Ask a manager how they develop their people and most will describe advice: sharing experience, solving problems, showing the way. It feels like development. Mostly it manufactures dependence — and the alternative is a learnable discipline, not a personality change.
There is a moment every manager knows. A team member arrives with a problem; you know the answer; you give it; they leave satisfied. Repeat this for a year and observe the result: a team that brings you everything, a calendar with no room in it, and people who are no more capable than when they joined — because the thinking has been done for them, reliably, on demand. The manager experiences this as being indispensable. It is actually the failure mode. Coaching is the alternative, and it is widely misunderstood as either therapy or a soft skill. It is neither. It is a structured way of holding a conversation so that the other person does the thinking — and it changes what a team is capable of.
The reason “be more coach-like” fails as advice is that under time pressure, everyone reverts to telling. What holds is structure. The recognised models — GROW is the best known — are essentially the same four moves: establish what the person actually wants from the situation (which is rarely what they opened with), examine what is really going on, generate options before evaluating them, and end with a committed next step. Ten minutes of that beats thirty minutes of advice, because the conclusion the person reached themselves is the one they will act on. The manager’s discipline is mostly restraint: the answer you are holding back is the space in which they think.
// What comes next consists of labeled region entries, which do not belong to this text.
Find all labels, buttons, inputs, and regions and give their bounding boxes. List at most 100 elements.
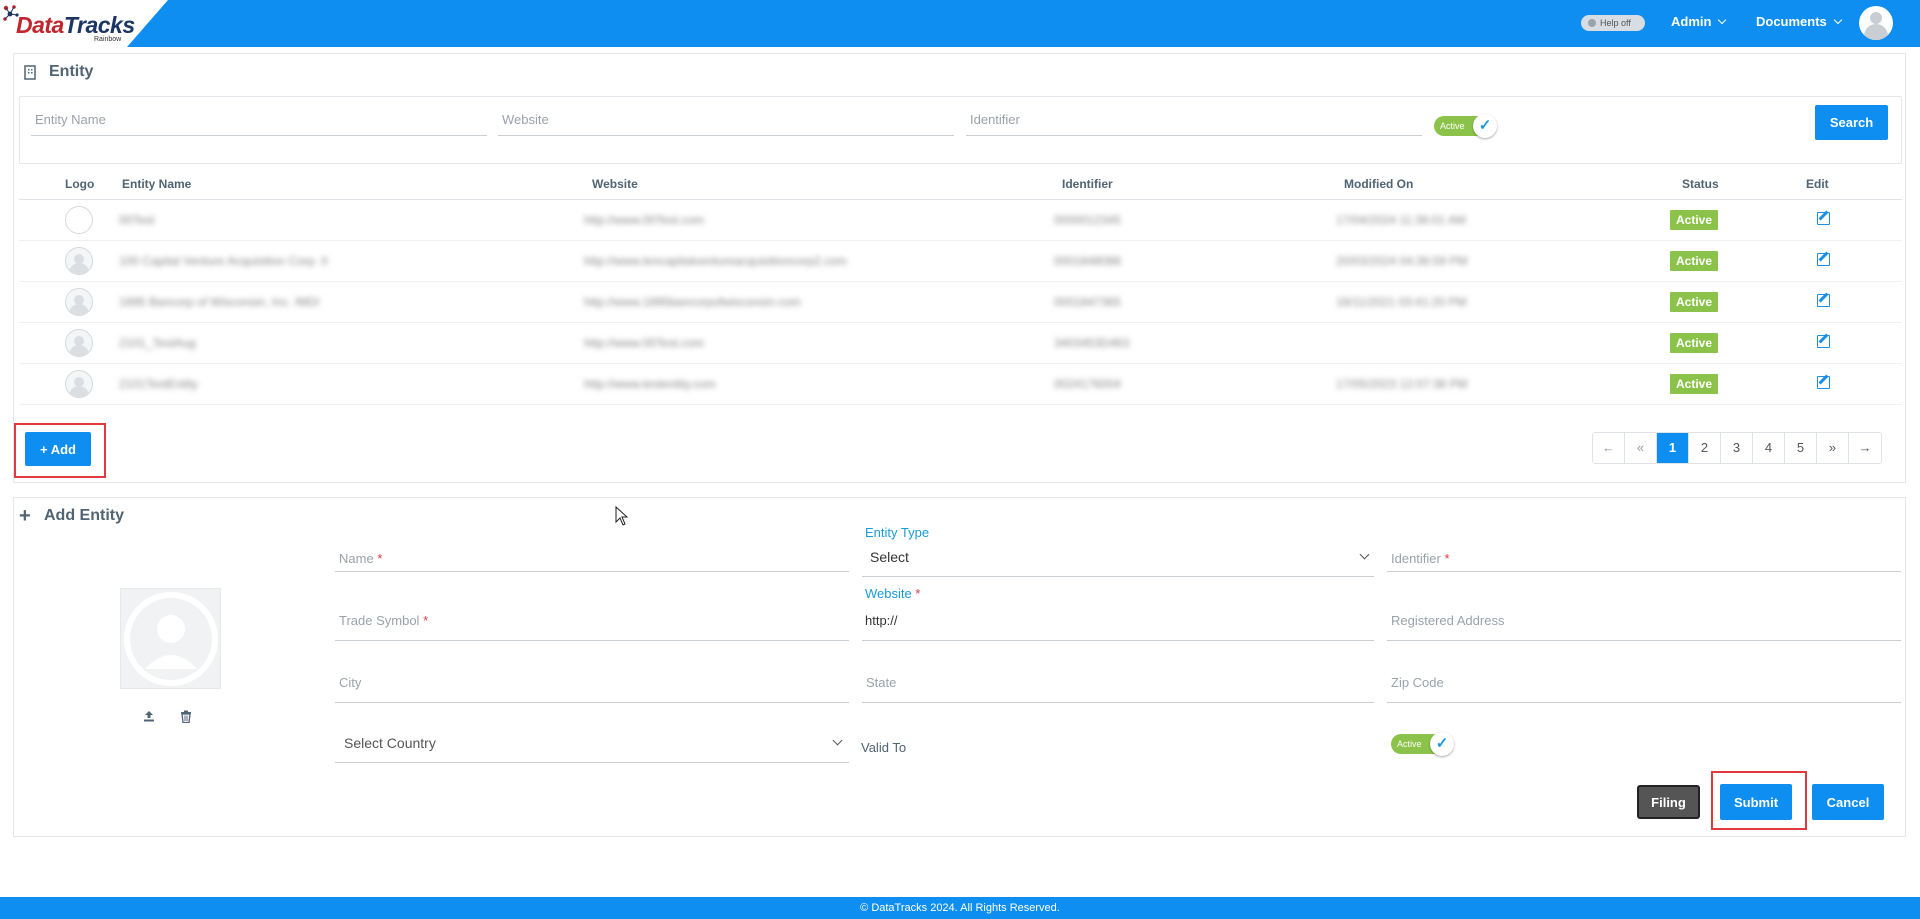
edit-icon[interactable] <box>1817 293 1830 307</box>
entity-section-title: Entity <box>49 63 94 80</box>
check-icon: ✓ <box>1430 732 1454 756</box>
website-label-text: Website <box>865 586 912 601</box>
trash-icon[interactable] <box>180 710 192 723</box>
identifier-cell: 0001848088 <box>1054 240 1336 282</box>
website-filter-input[interactable] <box>498 104 954 136</box>
status-badge: Active <box>1670 373 1719 394</box>
identifier-input[interactable] <box>1387 571 1901 572</box>
column-header-entity-name[interactable]: Entity Name <box>114 170 584 200</box>
page-prev-button[interactable]: ← <box>1593 433 1625 463</box>
required-mark: * <box>377 551 383 566</box>
modified-on-cell <box>1336 322 1666 364</box>
entity-table: Logo Entity Name Website Identifier Modi… <box>19 170 1902 405</box>
table-row[interactable]: 100 Capital Venture Acquisition Corp. II… <box>19 240 1902 282</box>
user-avatar[interactable] <box>1859 6 1893 40</box>
entity-logo <box>65 287 93 316</box>
modified-on-cell: 17/05/2023 12:07:38 PM <box>1336 363 1666 405</box>
page-first-button[interactable]: « <box>1625 433 1657 463</box>
logo-wordmark: DataTracks <box>16 12 135 38</box>
edit-icon[interactable] <box>1817 334 1830 348</box>
help-toggle-label: Help off <box>1600 18 1631 28</box>
building-icon <box>24 65 36 80</box>
column-header-edit: Edit <box>1796 170 1902 200</box>
top-navbar: DataTracks Rainbow Help off Admin Docume… <box>0 0 1920 47</box>
country-select[interactable]: Select Country <box>344 735 436 751</box>
page-next-button[interactable]: → <box>1849 433 1881 463</box>
brand-logo[interactable]: DataTracks Rainbow <box>0 0 168 47</box>
website-cell: http://www.tencapitalventureacquisitionc… <box>584 240 1054 282</box>
entity-name-cell: 100 Capital Venture Acquisition Corp. II <box>114 240 584 282</box>
toggle-knob-icon <box>1588 19 1596 27</box>
table-row[interactable]: 2101_TestAug http://www.00Test.com 34034… <box>19 322 1902 364</box>
name-input[interactable] <box>335 571 849 572</box>
upload-icon[interactable] <box>143 710 155 722</box>
page-3-button[interactable]: 3 <box>1721 433 1753 463</box>
add-entity-panel <box>13 497 1906 837</box>
page-last-button[interactable]: » <box>1817 433 1849 463</box>
table-row[interactable]: 00Test http://www.00Test.com 0000012345 … <box>19 199 1902 241</box>
entity-name-cell: 2101TestEntity <box>114 363 584 405</box>
chevron-down-icon <box>1718 15 1727 25</box>
entity-logo-placeholder <box>120 588 221 689</box>
website-cell: http://www.00Test.com <box>584 199 1054 241</box>
search-button[interactable]: Search <box>1815 105 1888 140</box>
table-row[interactable]: 1895 Bancorp of Wisconsin, Inc. /MD/ htt… <box>19 281 1902 323</box>
trade-symbol-input[interactable] <box>335 640 849 641</box>
state-input[interactable]: State <box>866 675 896 690</box>
entity-type-label: Entity Type <box>865 525 930 540</box>
entity-name-cell: 1895 Bancorp of Wisconsin, Inc. /MD/ <box>114 281 584 323</box>
valid-to-label[interactable]: Valid To <box>861 740 906 755</box>
modified-on-cell: 20/03/2024 04:36:59 PM <box>1336 240 1666 282</box>
entity-logo <box>65 246 93 275</box>
identifier-cell: 3403453D463 <box>1054 322 1336 364</box>
page-5-button[interactable]: 5 <box>1785 433 1817 463</box>
cancel-button[interactable]: Cancel <box>1812 784 1884 820</box>
website-cell: http://www.00Test.com <box>584 322 1054 364</box>
registered-address-input[interactable]: Registered Address <box>1391 613 1504 628</box>
required-mark: * <box>1444 551 1450 566</box>
entity-logo <box>65 328 93 357</box>
state-underline <box>862 702 1374 703</box>
entity-type-underline <box>862 576 1374 577</box>
modified-on-cell: 18/11/2021 03:41:20 PM <box>1336 281 1666 323</box>
entity-type-select[interactable]: Select <box>870 549 909 565</box>
column-header-website[interactable]: Website <box>584 170 1054 200</box>
documents-menu[interactable]: Documents <box>1756 14 1843 29</box>
user-placeholder-icon <box>124 592 218 686</box>
edit-icon[interactable] <box>1817 211 1830 225</box>
entity-logo <box>65 369 93 398</box>
city-underline <box>335 702 849 703</box>
zip-code-underline <box>1387 702 1901 703</box>
edit-icon[interactable] <box>1817 252 1830 266</box>
edit-icon[interactable] <box>1817 375 1830 389</box>
active-filter-toggle[interactable]: Active ✓ <box>1434 114 1497 138</box>
filing-button[interactable]: Filing <box>1637 785 1700 819</box>
identifier-filter-input[interactable] <box>966 104 1422 136</box>
page-1-button[interactable]: 1 <box>1657 433 1689 463</box>
page-2-button[interactable]: 2 <box>1689 433 1721 463</box>
city-input[interactable]: City <box>339 675 361 690</box>
status-badge: Active <box>1670 250 1719 271</box>
admin-menu[interactable]: Admin <box>1671 14 1727 29</box>
status-badge: Active <box>1670 291 1719 312</box>
website-cell: http://www.testentity.com <box>584 363 1054 405</box>
column-header-identifier[interactable]: Identifier <box>1054 170 1336 200</box>
add-entity-button[interactable]: + Add <box>25 432 91 466</box>
identifier-field-label: Identifier * <box>1391 551 1450 566</box>
page-4-button[interactable]: 4 <box>1753 433 1785 463</box>
zip-code-input[interactable]: Zip Code <box>1391 675 1444 690</box>
status-badge: Active <box>1670 209 1719 230</box>
identifier-cell: 0001847365 <box>1054 281 1336 323</box>
website-input[interactable]: http:// <box>865 613 898 628</box>
submit-button[interactable]: Submit <box>1720 784 1792 820</box>
help-toggle[interactable]: Help off <box>1581 15 1645 31</box>
table-row[interactable]: 2101TestEntity http://www.testentity.com… <box>19 363 1902 405</box>
column-header-modified-on[interactable]: Modified On <box>1336 170 1666 200</box>
country-underline <box>335 762 849 763</box>
identifier-cell: 0000012345 <box>1054 199 1336 241</box>
modified-on-cell: 17/04/2024 11:36:01 AM <box>1336 199 1666 241</box>
entity-name-filter-input[interactable] <box>31 104 487 136</box>
status-badge: Active <box>1670 332 1719 353</box>
admin-menu-label: Admin <box>1671 14 1712 29</box>
active-status-toggle[interactable]: Active ✓ <box>1391 732 1454 756</box>
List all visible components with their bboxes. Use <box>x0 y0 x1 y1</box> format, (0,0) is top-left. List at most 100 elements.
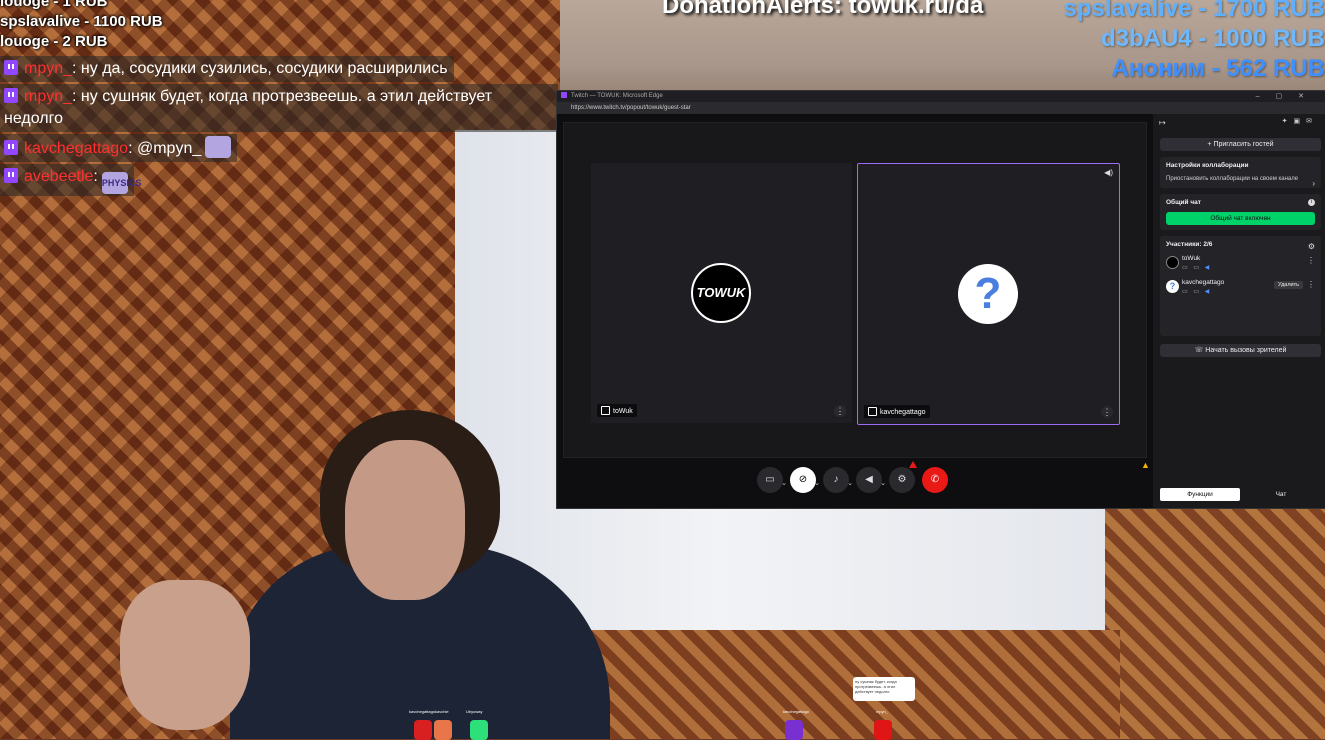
chat-message: kavchegattago: @mpyn_ <box>0 134 238 162</box>
collab-settings-text: Приостановить коллаборации на своем кана… <box>1166 176 1299 182</box>
invite-guests-button[interactable]: + Пригласить гостей <box>1160 138 1321 151</box>
twitch-glitch-icon <box>868 407 877 416</box>
volume-button[interactable]: ◀ ⌄ <box>856 467 886 493</box>
tile-name: kavchegattago <box>880 409 926 416</box>
top-donors: spslavalive - 1700 RUB d3bAU4 - 1000 RUB… <box>1064 0 1325 84</box>
twitch-logo-icon <box>561 92 567 98</box>
sprite-name: kavchegattagokavchie <box>409 709 449 714</box>
avatar: ? <box>1166 280 1179 293</box>
tab-chat-label: Чат <box>1275 491 1287 498</box>
purple-sprite-icon <box>785 720 803 740</box>
participant-row: toWuk ▭ ▭ ◀ ⋮ <box>1166 254 1315 276</box>
gear-icon[interactable]: ⚙ <box>1308 242 1315 251</box>
participant-status-icons: ▭ ▭ ◀ <box>1182 265 1212 271</box>
top-donor-item: spslavalive - 1700 RUB <box>1063 0 1325 22</box>
browser-window: Twitch — TOWUK: Microsoft Edge –▢✕ https… <box>556 90 1325 509</box>
more-options-icon[interactable]: ⋮ <box>1307 280 1315 289</box>
chevron-down-icon[interactable]: ⌄ <box>880 471 886 497</box>
window-controls[interactable]: –▢✕ <box>1256 91 1320 102</box>
viewer-call-icon: ☏ <box>1194 347 1206 354</box>
shared-chat-card: Общий чат i Общий чат включен <box>1160 194 1321 230</box>
chat-message: avebeetle: PHYSICS <box>0 164 141 196</box>
recent-donations: louoge - 1 RUB spslavalive - 1100 RUB lo… <box>0 0 163 52</box>
more-options-icon[interactable]: ⋮ <box>1307 256 1315 265</box>
start-viewer-calls-button[interactable]: ☏ Начать вызовы зрителей <box>1160 344 1321 357</box>
sprite-name: kavchegattago <box>783 709 810 714</box>
shared-chat-button[interactable]: Общий чат включен <box>1166 212 1315 225</box>
top-donor-item: d3bAU4 - 1000 RUB <box>1100 25 1325 52</box>
streamer-hand <box>120 580 250 730</box>
twitch-badge-icon <box>4 88 18 103</box>
alert-icon <box>909 461 917 468</box>
participant-tile[interactable]: TOWUK toWuk ⋮ <box>591 163 852 423</box>
chat-text: : ну да, сосудики сузились, сосудики рас… <box>72 60 448 77</box>
red-sprite-icon <box>414 720 432 740</box>
camera-off-button[interactable]: ⊘ ⌄ <box>790 467 820 493</box>
donation-item: spslavalive - 1100 RUB <box>0 13 163 30</box>
panel-toolbar-icons[interactable]: ✦▣✉ <box>1282 117 1318 125</box>
screen-share-button[interactable]: ▭ ⌄ <box>757 467 787 493</box>
donation-link-text: DonationAlerts: towuk.ru/da <box>662 0 984 19</box>
carpet-right <box>1105 500 1325 739</box>
invite-guests-label: Пригласить гостей <box>1213 141 1274 148</box>
carpet-bottom <box>560 630 1120 739</box>
collapse-panel-icon[interactable]: ↦ <box>1159 118 1166 127</box>
collab-settings-card[interactable]: Настройки коллаборации Приостановить кол… <box>1160 157 1321 188</box>
more-options-icon[interactable]: ⋮ <box>834 405 846 417</box>
chevron-down-icon[interactable]: ⌄ <box>781 471 787 497</box>
chat-nick: kavchegattago <box>24 140 129 157</box>
remove-participant-button[interactable]: Удалить <box>1274 281 1303 289</box>
chat-overlay: mpyn_ : ну да, сосудики сузились, сосудик… <box>0 56 560 198</box>
chevron-right-icon[interactable]: › <box>1312 179 1315 188</box>
chat-message: mpyn_: ну да, сосудики сузились, сосудик… <box>0 56 454 82</box>
tab-functions[interactable]: Функции <box>1160 488 1240 501</box>
avatar: TOWUK <box>691 263 751 323</box>
twitch-glitch-icon <box>601 406 610 415</box>
collab-settings-header: Настройки коллаборации <box>1166 162 1249 169</box>
chat-text: : @mpyn_ <box>128 140 202 157</box>
warning-icon[interactable]: ▲ <box>1141 460 1150 470</box>
participant-name: toWuk <box>1182 255 1201 262</box>
end-call-button[interactable]: ✆ <box>922 467 948 493</box>
participant-row: ? kavchegattago ▭ ▭ ◀ Удалить ⋮ <box>1166 278 1315 300</box>
tab-chat[interactable]: Чат <box>1241 488 1321 501</box>
emote-icon <box>205 136 232 158</box>
chevron-down-icon[interactable]: ⌄ <box>847 471 853 497</box>
orange-sprite-icon <box>434 720 452 740</box>
tile-name-label: kavchegattago <box>864 405 930 418</box>
shared-chat-button-label: Общий чат включен <box>1210 215 1271 222</box>
chat-text: : ну сушняк будет, когда протрезвеешь. а… <box>4 88 493 127</box>
chat-message: mpyn_: ну сушняк будет, когда протрезвее… <box>0 84 558 132</box>
twitch-badge-icon <box>4 140 18 155</box>
window-title: Twitch — TOWUK: Microsoft Edge <box>571 93 663 99</box>
donation-item: louoge - 1 RUB <box>0 0 108 10</box>
green-sprite-icon <box>470 720 488 740</box>
twitch-badge-icon <box>4 168 18 183</box>
sprite-name: mpyn_ <box>876 709 889 714</box>
tile-name: toWuk <box>613 408 633 415</box>
participant-tile-speaking[interactable]: ◀) ? kavchegattago ⋮ <box>857 163 1120 425</box>
chat-nick: mpyn_ <box>24 88 73 105</box>
shared-chat-header: Общий чат <box>1166 199 1201 206</box>
panel-tabs: Функции Чат <box>1160 488 1321 501</box>
info-icon[interactable]: i <box>1308 199 1315 206</box>
participants-header: Участники: 2/6 <box>1166 241 1213 248</box>
sprite-name: Ubyuway <box>466 709 483 714</box>
participants-card: Участники: 2/6 ⚙ toWuk ▭ ▭ ◀ ⋮ ? kavcheg… <box>1160 236 1321 336</box>
microphone-button[interactable]: ♪ ⌄ <box>823 467 853 493</box>
guest-star-stage: TOWUK toWuk ⋮ ◀) ? kavchegattago ⋮ ▲ <box>563 122 1150 470</box>
viewer-calls-label: Начать вызовы зрителей <box>1205 347 1287 354</box>
chat-text: : <box>93 168 98 185</box>
tab-functions-label: Функции <box>1187 491 1213 498</box>
settings-button[interactable]: ⚙ <box>889 461 917 493</box>
more-options-icon[interactable]: ⋮ <box>1101 406 1113 418</box>
window-titlebar: Twitch — TOWUK: Microsoft Edge –▢✕ <box>557 91 1325 102</box>
address-bar[interactable]: https://www.twitch.tv/popout/towuk/guest… <box>557 102 1325 114</box>
participant-name: kavchegattago <box>1182 279 1225 286</box>
speaking-icon: ◀) <box>1104 168 1113 177</box>
guest-star-panel: ↦ ✦▣✉ + Пригласить гостей Настройки колл… <box>1153 114 1325 508</box>
twitch-badge-icon <box>4 60 18 75</box>
chat-nick: avebeetle <box>24 168 94 185</box>
chevron-down-icon[interactable]: ⌄ <box>814 471 820 497</box>
participant-status-icons: ▭ ▭ ◀ <box>1182 289 1212 295</box>
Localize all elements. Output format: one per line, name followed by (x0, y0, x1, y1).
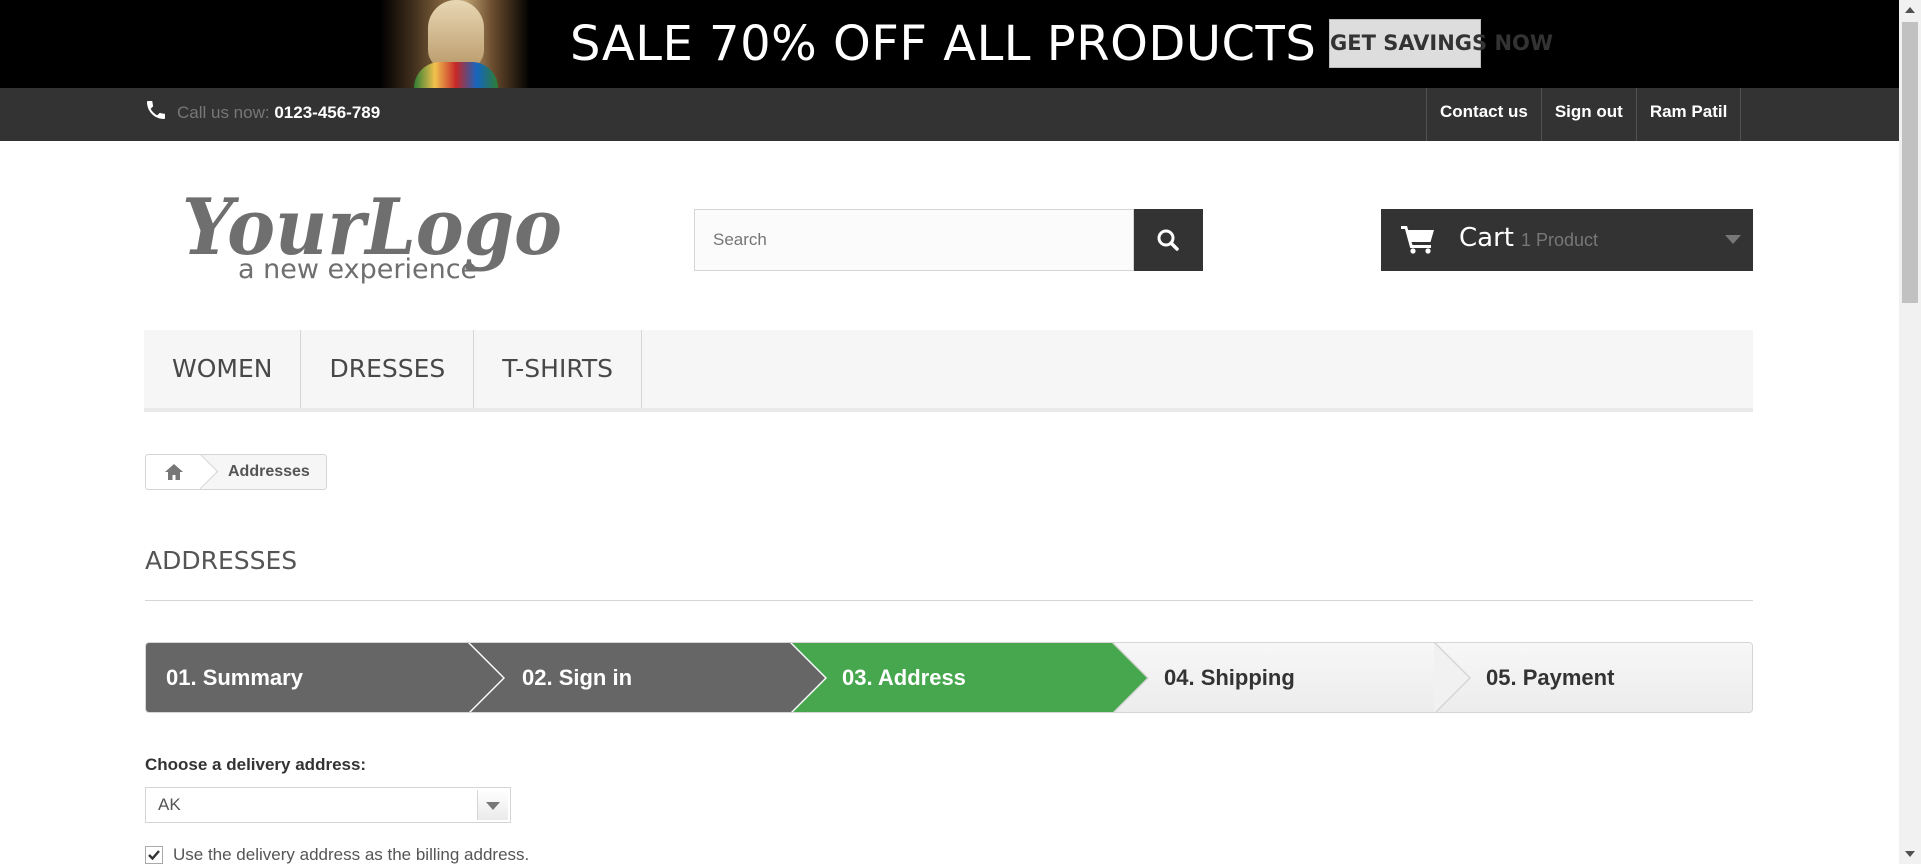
checkmark-icon (148, 850, 160, 861)
step-sign-in[interactable]: 02. Sign in (468, 643, 791, 712)
breadcrumb-home[interactable] (146, 455, 202, 489)
menu-item-women[interactable]: WOMEN (144, 330, 302, 408)
page: SALE 70% OFF ALL PRODUCTS GET SAVINGS NO… (0, 0, 1899, 864)
breadcrumb: Addresses (145, 454, 327, 490)
search-bar (694, 209, 1203, 271)
account-name-link[interactable]: Ram Patil (1637, 88, 1742, 141)
chevron-down-icon[interactable] (477, 790, 508, 820)
promo-banner[interactable]: SALE 70% OFF ALL PRODUCTS GET SAVINGS NO… (0, 0, 1899, 88)
phone-number: 0123-456-789 (274, 103, 381, 122)
main-menu: WOMEN DRESSES T-SHIRTS (144, 330, 1753, 412)
cart-button[interactable]: Cart 1 Product (1381, 209, 1753, 271)
heading-divider (145, 600, 1753, 601)
cart-dropdown-icon[interactable] (1725, 235, 1741, 244)
delivery-address-select[interactable]: AK (145, 787, 511, 823)
breadcrumb-current: Addresses (228, 463, 310, 480)
banner-model-image (380, 0, 530, 88)
checkout-steps: 01. Summary 02. Sign in 03. Address 04. … (145, 642, 1753, 713)
scrollbar-thumb[interactable] (1902, 22, 1918, 303)
cart-icon (1401, 226, 1434, 254)
sign-out-link[interactable]: Sign out (1542, 88, 1637, 141)
phone-icon (147, 101, 165, 119)
call-us-text: Call us now: 0123-456-789 (177, 102, 380, 124)
scroll-down-icon[interactable] (1899, 844, 1921, 864)
billing-same-label: Use the delivery address as the billing … (173, 845, 530, 864)
site-logo[interactable]: YourLogo a new experience (180, 170, 565, 285)
banner-headline: SALE 70% OFF ALL PRODUCTS (570, 16, 1317, 72)
page-title: Addresses (145, 546, 298, 575)
cart-quantity: 1 Product (1521, 230, 1599, 250)
step-sign-in-label: 02. Sign in (522, 665, 633, 690)
call-us-label: Call us now: (177, 103, 270, 122)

The engine of a coaching conversation is the question that makes someone stop and think rather than recite. “What have you already tried?” “What’s the real difficulty here, for you?” “What would you do if I were unavailable?” Open, short, and free of the manager’s hypothesis smuggled in (“have you considered…” is advice wearing a question’s clothing). Then the harder half: listening to understand rather than listening to respond, and tolerating the silence in which actual thinking happens. Most managers rescue people from that silence within three seconds. The ones who learn to wait discover their people knew more than either party assumed.
The answer you are holding back is the space in which they think.
Coaching without honest feedback collapses into pleasant vagueness. The combination that develops people is specific observation plus coaching question: here is what I saw, here is the effect it had — what was going on for you, and what would you do differently? Delivered soon, about behaviour rather than character, and with genuine curiosity about the answer, this is how performance conversations stop being annual ordeals and become the ordinary texture of working together.
Coaching draws out; mentoring pours in — experience, context, career navigation, doors opened. Teams need both, and confusion between them causes quiet damage: the mentor who only interrogates when guidance was needed, the coach who dispenses war stories when thinking was needed. The practical fix is contracting — agreeing explicitly what kind of help this relationship is for, what the boundaries are, and how you will both know it is working. Five minutes of contracting saves months of well-intentioned mismatch.
The compounding returns arrive when this stops being one manager’s style and becomes how the organisation develops people: managers coached on their coaching, mentoring schemes designed rather than left to chance, development conversations expected at every level, and talent grown by design instead of discovered by luck. Organisations that build this pipeline stop being surprised by succession questions — and their best people stay longer, because the surest way to retain someone ambitious is to be visibly invested in what they are becoming.